SINGAPORE— With the Hari Raya Aidilfitri festivities approaching this coming Saturday (22 Apr), the Islamic Religious Council of Singapore (MUIS) has advised that large crowds will be expected for the Eid prayers.

On 15 April, MUIS published a post on both its Facebook and Instagram page, stating that up to three prayer sessions will be offered across 68 mosques, providing 230,000 prayer spaces for the public.

Muslims are encouraged to arrive 15 minutes earlier than the scheduled prayer time so that mosque volunteers and staff can guide them better.

MUIS has requested the community’s continued cooperation to ensure that everyone can perform the prayer safely and comfortably.

Bangladesh Muslim migrant workers allegedly told to “perform their Eid prayers at their respective dormitories”

However, a notice circulating online suggests a different approach.

With a letterhead of ‘Singapore Bangladesh Society’ (SBS) and published on behalf of MUIS, the notice addressed “Bangladeshi Migrant Muslim Brothers in Singapore,” requesting that they perform the Eid prayers at their respective dormitories.

The request to the recipients read as follows:

“We have been advised to convey a message from Muis, requesting you celebrate Eid-Al-Fitr safely and responsibly by performing the Eid prayers at your respective dormitories. 

“This will help to avoid overcrowding and road blockages and ensure the health and safety of everyone.”

Netizen questioned: “finding new ways to advise migrant workers not to exist in public”?

A netizen who shared the notice online criticized the Singapore authorities for finding new ways to advise migrant workers not to exist in public, even though lockdowns are over.

Subhas Nair, Singapore rapper also reshared the notice, questioned why the notice was published only on the Singapore Bangladesh Society’s page and not on MUIS’s, which raised questions about plausible deniability.

“I cannot say Singapore is a racist country or that MUIS is an extension of the surveillance state, ” he wrote.

Original post removed from SBS’s Facebook page

The notice originally published on the Singapore Bangladesh Society’s Facebook page has been removed since.

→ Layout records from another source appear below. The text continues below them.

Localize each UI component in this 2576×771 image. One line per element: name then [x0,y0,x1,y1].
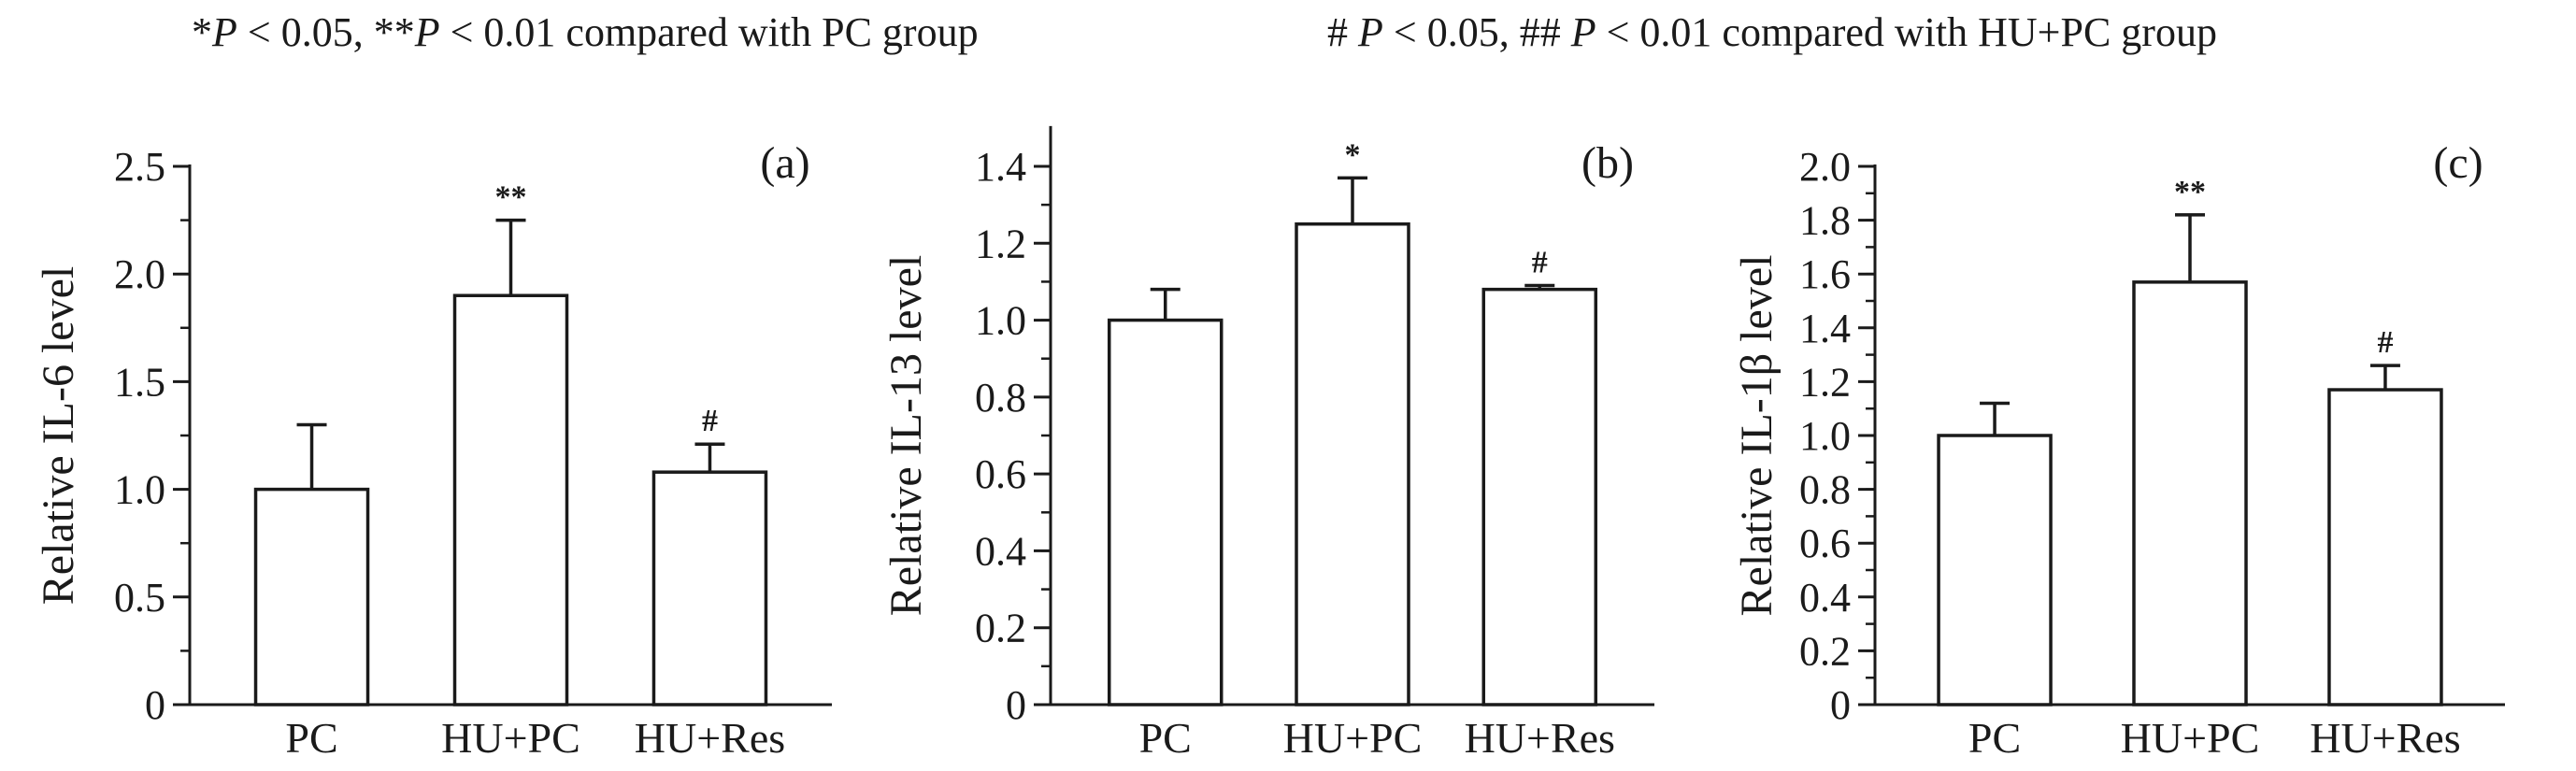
significance-legend-hupc: # P < 0.05, ## P < 0.01 compared with HU… [1327,0,2217,65]
y-tick-label: 2.0 [114,251,165,297]
legend-p: P [1570,9,1596,55]
x-tick-label: PC [285,714,337,762]
y-tick-label: 1.4 [975,144,1026,190]
bar [651,470,768,707]
x-tick-label: PC [1968,714,2021,762]
y-tick-label: 1.5 [114,359,165,405]
significance-mark: # [702,404,718,438]
x-tick-label: HU+PC [1283,714,1423,762]
x-tick-label: HU+PC [2121,714,2260,762]
chart-panel-c: 0 0.2 0.4 0.6 0.8 1.0 1.2 1.4 1.6 1.8 2.0 Relative … [1732,138,2505,762]
x-tick-label: PC [1139,714,1192,762]
legend-p: P [1358,9,1383,55]
y-tick-label: 1.0 [975,298,1026,344]
significance-mark: ** [495,180,527,215]
x-tick-label: HU+PC [441,714,580,762]
chart-panel-b: 0 0.2 0.4 0.6 0.8 1.0 1.2 1.4 Relative IL-13 lev… [881,125,1654,762]
bar [1107,318,1224,707]
y-tick-label: 0.2 [975,606,1026,651]
y-tick-label: 1.0 [1799,413,1851,459]
y-axis-label: Relative IL-1β level [1732,255,1782,617]
y-tick-label: 0.4 [975,528,1026,574]
y-tick-label: 0.6 [1799,521,1851,566]
significance-legend-pc: *P < 0.05, **P < 0.01 compared with PC g… [192,0,979,65]
y-tick-label: 0.8 [1799,467,1851,513]
significance-mark: # [1532,246,1548,280]
legend-text: < 0.01 compared with HU+PC group [1596,9,2217,55]
significance-mark: * [1345,137,1361,172]
legend-text: < 0.05, ## [1382,9,1571,55]
y-tick-label: 0.4 [1799,575,1851,621]
panel-label: (c) [2433,138,2483,188]
y-tick-label: 2.0 [1799,144,1851,190]
y-tick-label: 1.2 [1799,359,1851,405]
chart-panel-a: 0 0.5 1.0 1.5 2.0 2.5 Relative IL-6 level (a) PC… [34,138,832,762]
y-axis-label: Relative IL-13 level [881,255,931,617]
y-tick-label: 0.2 [1799,628,1851,674]
significance-mark: # [2377,325,2393,360]
bar [1295,221,1410,707]
y-tick-label: 1.4 [1799,306,1851,351]
bar [1937,434,2053,707]
legend-p: P [212,9,237,55]
y-tick-label: 0.8 [975,375,1026,421]
y-tick-label: 0 [145,682,165,728]
y-tick-label: 1.6 [1799,251,1851,297]
bar [1481,287,1598,707]
significance-mark: ** [2174,175,2206,209]
x-tick-label: HU+Res [635,714,785,762]
y-tick-label: 2.5 [114,144,165,190]
x-tick-label: HU+Res [1465,714,1615,762]
y-tick-label: 0 [1830,682,1851,728]
y-tick-label: 0.6 [975,451,1026,497]
panel-label: (b) [1581,138,1634,188]
y-tick-label: 1.0 [114,467,165,513]
bar [2132,280,2248,707]
y-axis-label: Relative IL-6 level [34,266,83,606]
panel-label: (a) [760,138,809,188]
x-tick-label: HU+Res [2310,714,2460,762]
legend-p: P [414,9,440,55]
legend-symbol: * [192,9,212,55]
legend-symbol: # [1327,9,1358,55]
y-tick-label: 1.2 [975,221,1026,266]
bar [452,293,569,707]
legend-text: < 0.05, ** [236,9,415,55]
y-tick-label: 1.8 [1799,198,1851,244]
legend-text: < 0.01 compared with PC group [439,9,979,55]
y-tick-label: 0 [1006,682,1026,728]
bar [253,487,370,707]
bar [2327,388,2443,707]
y-tick-label: 0.5 [114,575,165,621]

Mr Subhas emphasized that migrant workers have the freedom to travel and pray where they choose and that MUIS and SBS need to clarify their message immediately.

“If this message is being sent by MUIS to other groups, such as employers dormitory operators, this could directly lead to workers being restricted from leaving dorms.”

Netizens had commented on MUIS’s Instagram account, questioning why Bangladesh migrant workers, who are also Muslim brothers, cannot perform Eid prayers at mosques.

“Aren’t these spaces for all Muslims? Why are we excluding them and denying them the rewards of praying there? Masyallah…” a netizen questioned.

MUIS apologised “for the phrasing of the notice”

In response, MUIS apologised “for the phrasing of the notice” and explained that it was due to limited space in the mosques.

“It is never our intention to discriminate against our Muslim migrant brothers. They are valued members of the congregation. ”

MUIS said they have tried to address this by organising multiple sessions, thus doubling or tripling capacity, and trying to make more convenient places like dorms available for prayer.

“We would like our Muslim migrant brothers to be comfortable when doing their ibadah. Once again, apologies for the insensitive language. We will do better, ” MUIS wrote in the reply to the netizen.

MUIS clarifies arrangements for Hari Raya prayers, assures access for all congregants, including migrant workers

On Monday (17 April), MUIS released an official statement on their Instagram to clarify the post on SBS, reiterating that mosques remain open to all and up to three prayer sessions will be provided to accommodate the expected demand.

“The Muslim transient worker (MTW) community is a valued member of the Muslim community in Singapore. They have never been segregated from our community or our mosques. Many are regular mosque-goers and volunteers. ”

MUIS explained that even with 230,000 spaces on offer in all the mosques, they have planned for additional capacity to ensure congregants do not miss out on their Hari Raya prayers due to lack of space.

“We have more than tripled the number of prayer spaces in dorms, which the SBS letter was highlighting to the MTWs. We have also introduced over 20 supplementary venues for an additional 10,000 spaces in our housing estates islandwide. ”

MUIS said their approach for this year is to offer a “range of choices” to their congregants, across locations and times, so that they can perform their prayers in comfort and safety.

“As with everyone else, we encourage them to make their prayer plans early and take advantage of lower-demand locations and sessions.”

Commenters on the post highlighted that MUIS had failed to explain the rationale behind its advice to SBS to issue the post and to apologise for the matter.